There are some branches around to efficiently handle the case where we use only a single subhistogram (because it's large), so that we respect the asymptotics, and do not copy the destination array.
We also use a heuristic strategy for computing subhistograms in shared memory when possible. Given:
H: total size of histograms in bytes, including any lock arrays.
G: block size
T: number of bytes of shared memory each thread can be given without impacting occupancy (determined experimentally, e.g. 32).
LMAX: maximum amount of shared memory per threadblock (hard limit).
We wish to compute:
COOP: cooperation level (number of threads per subhistogram)
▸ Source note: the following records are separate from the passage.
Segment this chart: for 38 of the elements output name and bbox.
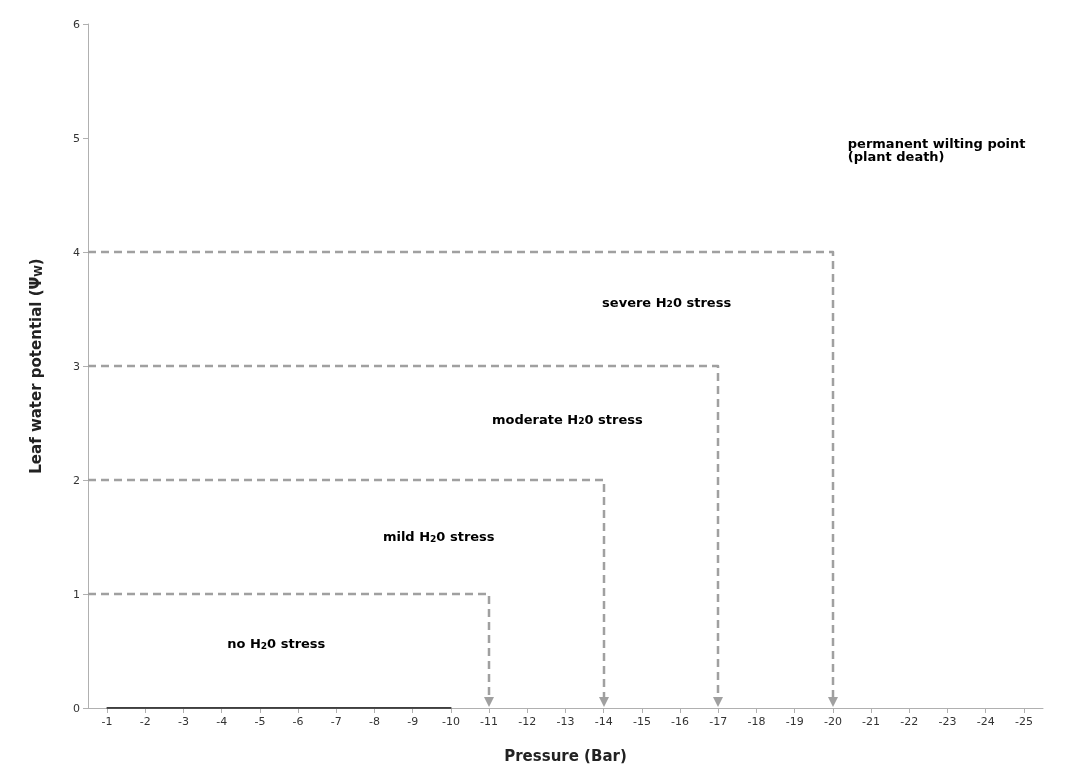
y-tick-label: 0	[73, 701, 80, 715]
x-tick-label: -13	[556, 715, 575, 728]
x-tick-label: -3	[178, 715, 189, 728]
x-tick-label: -24	[976, 715, 995, 728]
x-tick-label: -16	[671, 715, 690, 728]
y-tick-label: 3	[73, 359, 80, 373]
annotation: mild H20 stress	[382, 529, 495, 545]
annotation: no H20 stress	[227, 636, 326, 652]
x-tick-label: -22	[900, 715, 919, 728]
y-tick-label: 1	[73, 587, 80, 601]
x-tick-label: -10	[441, 715, 460, 728]
x-tick-label: -8	[369, 715, 380, 728]
x-axis-title: Pressure (Bar)	[504, 746, 627, 765]
x-tick-label: -15	[632, 715, 651, 728]
x-tick-label: -21	[862, 715, 881, 728]
annotation: moderate H20 stress	[491, 411, 643, 427]
y-tick-label: 5	[73, 131, 80, 145]
x-tick-label: -7	[330, 715, 342, 728]
x-tick-label: -19	[785, 715, 804, 728]
x-tick-label: -6	[292, 715, 304, 728]
x-tick-label: -11	[480, 715, 499, 728]
y-tick-label: 2	[73, 473, 80, 487]
y-tick-label: 6	[73, 17, 80, 31]
x-tick-label: -4	[216, 715, 228, 728]
x-tick-label: -18	[747, 715, 766, 728]
x-tick-label: -1	[101, 715, 113, 728]
x-tick-label: -9	[407, 715, 419, 728]
x-tick-label: -5	[254, 715, 266, 728]
x-tick-label: -2	[139, 715, 151, 728]
x-tick-label: -23	[938, 715, 957, 728]
annotation: severe H20 stress	[602, 294, 732, 310]
x-tick-label: -14	[594, 715, 613, 728]
x-tick-label: -25	[1014, 715, 1033, 728]
y-tick-label: 4	[73, 245, 80, 259]
x-tick-label: -17	[709, 715, 728, 728]
annotation: permanent wilting point (plant death)	[847, 135, 1026, 164]
x-tick-label: -20	[823, 715, 842, 728]
x-tick-label: -12	[518, 715, 537, 728]
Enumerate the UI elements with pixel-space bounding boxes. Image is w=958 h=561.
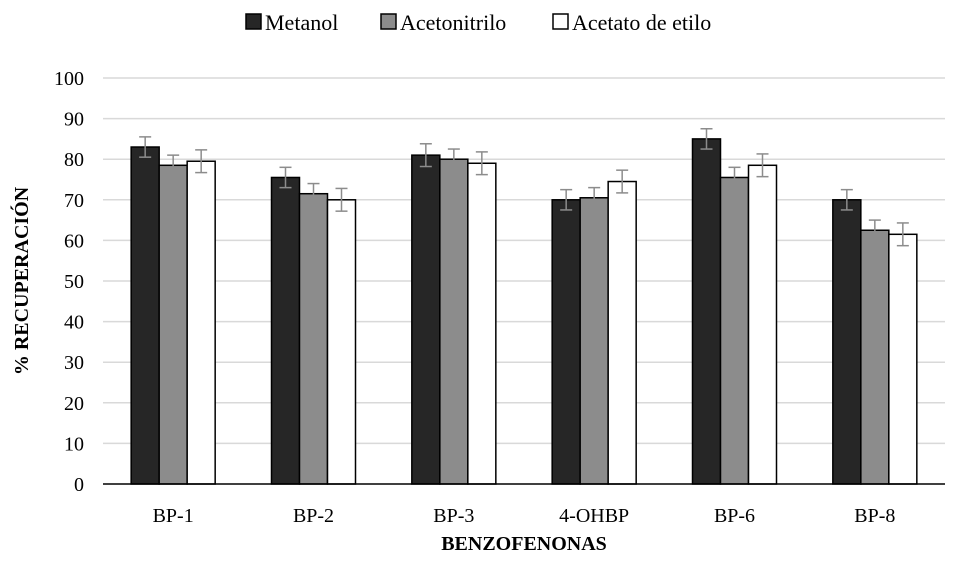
x-tick-label: BP-6	[714, 505, 755, 527]
y-axis-ticks: 0 10 20 30 40 50 60 70 80 90 100	[54, 68, 84, 496]
x-axis-ticks: BP-1 BP-2 BP-3 4-OHBP BP-6 BP-8	[153, 505, 896, 527]
bar-acetato-de-etilo	[326, 199, 357, 485]
bar-acetonitrilo	[719, 176, 750, 485]
y-tick-label: 90	[64, 109, 84, 131]
legend-swatch	[552, 13, 569, 30]
bar-acetato-de-etilo	[747, 164, 778, 485]
bar-acetato-de-etilo	[186, 160, 216, 485]
y-tick-label: 30	[64, 352, 84, 374]
legend-swatch	[380, 13, 397, 30]
bar-acetonitrilo	[439, 158, 469, 485]
bar-metanol	[411, 154, 441, 485]
x-tick-label: BP-8	[854, 505, 895, 527]
y-tick-label: 80	[64, 149, 84, 171]
legend: Metanol Acetonitrilo Acetato de etilo	[245, 10, 711, 35]
legend-label: Acetato de etilo	[572, 10, 711, 35]
legend-label: Metanol	[265, 10, 338, 35]
bar-acetato-de-etilo	[888, 233, 918, 485]
y-tick-label: 10	[64, 433, 84, 455]
bar-acetonitrilo	[298, 192, 329, 485]
bars	[130, 138, 918, 485]
y-axis-title: % RECUPERACIÓN	[9, 186, 33, 375]
bar-metanol	[270, 176, 301, 485]
x-tick-label: BP-1	[153, 505, 194, 527]
y-tick-label: 50	[64, 271, 84, 293]
x-tick-label: BP-3	[433, 505, 474, 527]
legend-label: Acetonitrilo	[400, 10, 506, 35]
bar-metanol	[832, 199, 862, 485]
bar-acetato-de-etilo	[467, 162, 497, 485]
bar-metanol	[551, 199, 581, 485]
x-axis-title: BENZOFENONAS	[441, 533, 607, 555]
y-tick-label: 40	[64, 312, 84, 334]
x-tick-label: BP-2	[293, 505, 334, 527]
y-tick-label: 20	[64, 393, 84, 415]
bar-acetato-de-etilo	[607, 180, 637, 485]
bar-acetonitrilo	[158, 164, 188, 485]
y-tick-label: 0	[74, 474, 84, 496]
legend-swatch	[245, 13, 262, 30]
bar-acetonitrilo	[860, 229, 890, 485]
y-tick-label: 100	[54, 68, 84, 90]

LH: number of shared memory subhistograms
We do this as:
COOP = ceil(H / T) LH = ceil((G*T)/H) if COOP <= G && H <= LMAX then use shared memory else use global memory
Synopsis
- compileSegHist :: Pat LetDecMem -> SegLevel -> SegSpace -> [HistOp GPUMem] -> KernelBody GPUMem -> CallKernelGen ()
Documentation
compileSegHist :: Pat LetDecMem -> SegLevel -> SegSpace -> [HistOp GPUMem] -> KernelBody GPUMem -> CallKernelGen () Source #
Generate code for a segmented histogram called from the host.